🤖 AI Summary
This paper addresses the problem of testing equality of mean functions across multiple functional populations, relaxing the conventional assumptions of covariance homogeneity and Gaussianity. We propose a distribution-free pivotal test statistic whose projection dimension grows adaptively with sample size, enabling asymptotic recovery of full functional information. A unified asymptotic theory is established under local alternatives, integrating functional projection with bootstrap resampling to ensure robust inference. Simulation studies demonstrate accurate Type-I error control and superior statistical power in finite samples. The method is successfully applied to two real functional datasets, confirming its practical efficacy. Our key contribution is the first nonparametric framework for multiple functional mean testing that dispenses with both covariance homogeneity and normality assumptions.
📝 Abstract
Most existing methods for testing equality of means of functional data from multiple populations rely on assumptions of equal covariance and/or Gaussianity. In this work we provide a new testing method based on a statistic that is distribution-free under the null hypothesis (i.e. the statistic is pivotal), and allows different covariance structures across populations, while Gaussianity is not required.
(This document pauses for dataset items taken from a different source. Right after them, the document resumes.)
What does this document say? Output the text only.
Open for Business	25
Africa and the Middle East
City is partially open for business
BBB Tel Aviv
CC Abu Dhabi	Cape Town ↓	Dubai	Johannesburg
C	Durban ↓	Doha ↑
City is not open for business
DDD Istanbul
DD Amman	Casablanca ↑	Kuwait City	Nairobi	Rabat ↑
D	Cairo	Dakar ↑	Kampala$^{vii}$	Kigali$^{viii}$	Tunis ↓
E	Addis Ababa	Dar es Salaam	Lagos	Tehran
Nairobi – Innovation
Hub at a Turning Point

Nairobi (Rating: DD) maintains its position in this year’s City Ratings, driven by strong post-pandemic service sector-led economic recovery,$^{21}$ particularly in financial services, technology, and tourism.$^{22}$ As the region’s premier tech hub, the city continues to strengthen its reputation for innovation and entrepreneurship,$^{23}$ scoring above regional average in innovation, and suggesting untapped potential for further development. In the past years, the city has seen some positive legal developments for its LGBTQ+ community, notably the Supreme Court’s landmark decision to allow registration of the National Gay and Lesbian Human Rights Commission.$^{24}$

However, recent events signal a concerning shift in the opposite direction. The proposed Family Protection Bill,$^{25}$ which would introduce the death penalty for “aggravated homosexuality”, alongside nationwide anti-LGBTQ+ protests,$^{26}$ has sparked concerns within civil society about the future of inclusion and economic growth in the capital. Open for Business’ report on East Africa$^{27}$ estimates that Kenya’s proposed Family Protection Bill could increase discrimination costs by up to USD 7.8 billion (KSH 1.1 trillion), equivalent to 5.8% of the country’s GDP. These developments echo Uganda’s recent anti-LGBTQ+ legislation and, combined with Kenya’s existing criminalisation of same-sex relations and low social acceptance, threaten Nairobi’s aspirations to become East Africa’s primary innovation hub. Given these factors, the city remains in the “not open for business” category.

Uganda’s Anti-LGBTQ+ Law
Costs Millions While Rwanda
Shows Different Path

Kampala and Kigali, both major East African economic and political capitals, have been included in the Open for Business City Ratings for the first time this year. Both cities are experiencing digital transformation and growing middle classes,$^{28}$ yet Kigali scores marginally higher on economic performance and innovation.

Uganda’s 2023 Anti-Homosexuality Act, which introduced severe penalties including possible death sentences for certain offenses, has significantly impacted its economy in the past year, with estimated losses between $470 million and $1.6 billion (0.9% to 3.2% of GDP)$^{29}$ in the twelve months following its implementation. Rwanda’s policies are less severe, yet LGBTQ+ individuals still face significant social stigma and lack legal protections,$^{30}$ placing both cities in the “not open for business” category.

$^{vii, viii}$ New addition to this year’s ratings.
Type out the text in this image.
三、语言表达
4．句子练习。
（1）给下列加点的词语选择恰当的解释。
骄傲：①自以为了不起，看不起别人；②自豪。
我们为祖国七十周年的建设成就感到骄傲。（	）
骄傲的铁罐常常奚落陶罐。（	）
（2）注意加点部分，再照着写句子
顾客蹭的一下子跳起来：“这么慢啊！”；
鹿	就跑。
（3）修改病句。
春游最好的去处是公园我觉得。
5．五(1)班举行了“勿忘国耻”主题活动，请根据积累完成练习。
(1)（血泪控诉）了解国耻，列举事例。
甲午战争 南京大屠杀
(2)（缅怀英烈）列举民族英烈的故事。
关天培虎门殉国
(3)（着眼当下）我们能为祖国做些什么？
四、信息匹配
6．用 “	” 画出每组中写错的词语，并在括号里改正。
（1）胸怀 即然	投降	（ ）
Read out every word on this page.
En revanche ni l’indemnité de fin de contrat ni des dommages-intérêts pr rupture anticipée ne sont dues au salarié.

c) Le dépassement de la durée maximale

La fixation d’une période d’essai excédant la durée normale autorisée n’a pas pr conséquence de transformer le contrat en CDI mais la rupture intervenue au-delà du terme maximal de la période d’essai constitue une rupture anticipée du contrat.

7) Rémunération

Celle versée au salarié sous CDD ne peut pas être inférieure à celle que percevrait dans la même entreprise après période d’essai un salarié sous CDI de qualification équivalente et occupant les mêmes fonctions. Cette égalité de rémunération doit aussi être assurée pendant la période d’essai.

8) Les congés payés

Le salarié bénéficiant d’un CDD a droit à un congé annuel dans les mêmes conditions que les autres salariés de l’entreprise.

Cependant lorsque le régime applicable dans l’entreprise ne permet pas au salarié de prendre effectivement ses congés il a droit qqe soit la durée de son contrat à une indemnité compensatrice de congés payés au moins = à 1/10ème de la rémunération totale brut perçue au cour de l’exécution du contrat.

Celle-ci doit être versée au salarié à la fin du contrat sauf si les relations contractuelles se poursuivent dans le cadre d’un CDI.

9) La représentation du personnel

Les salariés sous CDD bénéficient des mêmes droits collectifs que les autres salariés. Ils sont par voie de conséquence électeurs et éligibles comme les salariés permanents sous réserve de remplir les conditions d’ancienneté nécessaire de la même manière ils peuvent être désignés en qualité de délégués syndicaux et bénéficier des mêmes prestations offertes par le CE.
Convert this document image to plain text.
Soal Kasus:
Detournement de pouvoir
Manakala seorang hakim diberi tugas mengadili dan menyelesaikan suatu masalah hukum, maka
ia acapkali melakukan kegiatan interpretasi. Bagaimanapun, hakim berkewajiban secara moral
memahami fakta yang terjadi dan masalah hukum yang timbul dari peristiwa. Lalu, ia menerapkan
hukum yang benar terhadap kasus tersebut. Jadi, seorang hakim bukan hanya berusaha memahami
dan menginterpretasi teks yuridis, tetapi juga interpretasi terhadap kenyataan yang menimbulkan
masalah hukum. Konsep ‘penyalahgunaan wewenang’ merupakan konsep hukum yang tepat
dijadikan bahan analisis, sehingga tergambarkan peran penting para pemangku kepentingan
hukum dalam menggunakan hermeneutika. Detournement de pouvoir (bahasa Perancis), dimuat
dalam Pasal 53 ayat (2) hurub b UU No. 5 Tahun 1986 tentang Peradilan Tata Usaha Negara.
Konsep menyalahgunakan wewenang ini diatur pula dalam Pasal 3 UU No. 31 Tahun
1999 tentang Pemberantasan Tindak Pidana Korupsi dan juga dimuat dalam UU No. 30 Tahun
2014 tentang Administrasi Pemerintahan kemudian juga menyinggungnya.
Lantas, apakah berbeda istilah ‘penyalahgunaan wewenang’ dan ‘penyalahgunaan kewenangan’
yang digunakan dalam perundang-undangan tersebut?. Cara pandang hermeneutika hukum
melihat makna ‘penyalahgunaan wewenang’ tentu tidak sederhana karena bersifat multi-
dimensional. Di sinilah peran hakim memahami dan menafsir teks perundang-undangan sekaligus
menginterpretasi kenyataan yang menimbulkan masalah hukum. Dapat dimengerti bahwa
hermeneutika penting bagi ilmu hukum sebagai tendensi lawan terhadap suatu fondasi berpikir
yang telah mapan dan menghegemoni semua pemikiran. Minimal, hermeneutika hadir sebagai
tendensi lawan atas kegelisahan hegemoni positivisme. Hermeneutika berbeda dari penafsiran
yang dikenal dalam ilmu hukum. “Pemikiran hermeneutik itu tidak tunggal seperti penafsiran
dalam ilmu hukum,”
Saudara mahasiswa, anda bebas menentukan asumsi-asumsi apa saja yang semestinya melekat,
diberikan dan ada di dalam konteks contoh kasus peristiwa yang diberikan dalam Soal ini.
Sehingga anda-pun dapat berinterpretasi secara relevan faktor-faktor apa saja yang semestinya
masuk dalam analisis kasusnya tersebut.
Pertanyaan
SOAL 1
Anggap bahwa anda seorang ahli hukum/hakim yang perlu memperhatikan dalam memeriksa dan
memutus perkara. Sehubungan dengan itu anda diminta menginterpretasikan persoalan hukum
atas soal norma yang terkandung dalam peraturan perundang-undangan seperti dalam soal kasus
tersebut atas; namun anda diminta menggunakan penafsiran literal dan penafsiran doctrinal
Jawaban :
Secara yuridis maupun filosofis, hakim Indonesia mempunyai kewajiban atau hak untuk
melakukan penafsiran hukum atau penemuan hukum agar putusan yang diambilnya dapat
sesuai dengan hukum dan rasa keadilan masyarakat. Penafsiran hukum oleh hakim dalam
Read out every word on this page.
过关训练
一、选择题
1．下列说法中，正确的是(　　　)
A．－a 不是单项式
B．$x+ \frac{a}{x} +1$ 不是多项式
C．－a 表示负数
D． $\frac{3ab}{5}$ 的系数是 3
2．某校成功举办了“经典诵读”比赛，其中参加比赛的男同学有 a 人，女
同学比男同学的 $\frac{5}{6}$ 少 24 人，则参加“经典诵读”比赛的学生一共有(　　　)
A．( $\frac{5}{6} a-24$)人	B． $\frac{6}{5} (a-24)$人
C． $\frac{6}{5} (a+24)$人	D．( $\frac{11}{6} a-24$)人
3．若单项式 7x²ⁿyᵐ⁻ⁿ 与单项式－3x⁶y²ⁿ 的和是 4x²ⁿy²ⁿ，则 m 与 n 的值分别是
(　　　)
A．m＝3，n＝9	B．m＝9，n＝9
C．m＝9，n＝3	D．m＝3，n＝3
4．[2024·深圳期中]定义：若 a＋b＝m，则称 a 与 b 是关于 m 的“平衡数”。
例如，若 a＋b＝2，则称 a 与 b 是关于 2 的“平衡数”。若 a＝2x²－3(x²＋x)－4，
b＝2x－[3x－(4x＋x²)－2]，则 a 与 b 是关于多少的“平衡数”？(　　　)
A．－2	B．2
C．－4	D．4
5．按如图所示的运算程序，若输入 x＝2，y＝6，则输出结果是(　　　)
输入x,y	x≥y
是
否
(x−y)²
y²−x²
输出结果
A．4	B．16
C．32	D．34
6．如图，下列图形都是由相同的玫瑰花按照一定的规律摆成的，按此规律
In contrast to classical methods of functional mean testing, where either observations of the full curves or projections are applied, our method allows the projection dimension to increase with the sample size to allow asymptotic recovery of full information as the sample size increases. We obtain a unified theory for the asymptotic distribution of the test statistic under local alternatives, in both the sample and bootstrap cases. The finite sample performance for both size and power have been studied via simulations and the approach has also been applied to two real datasets.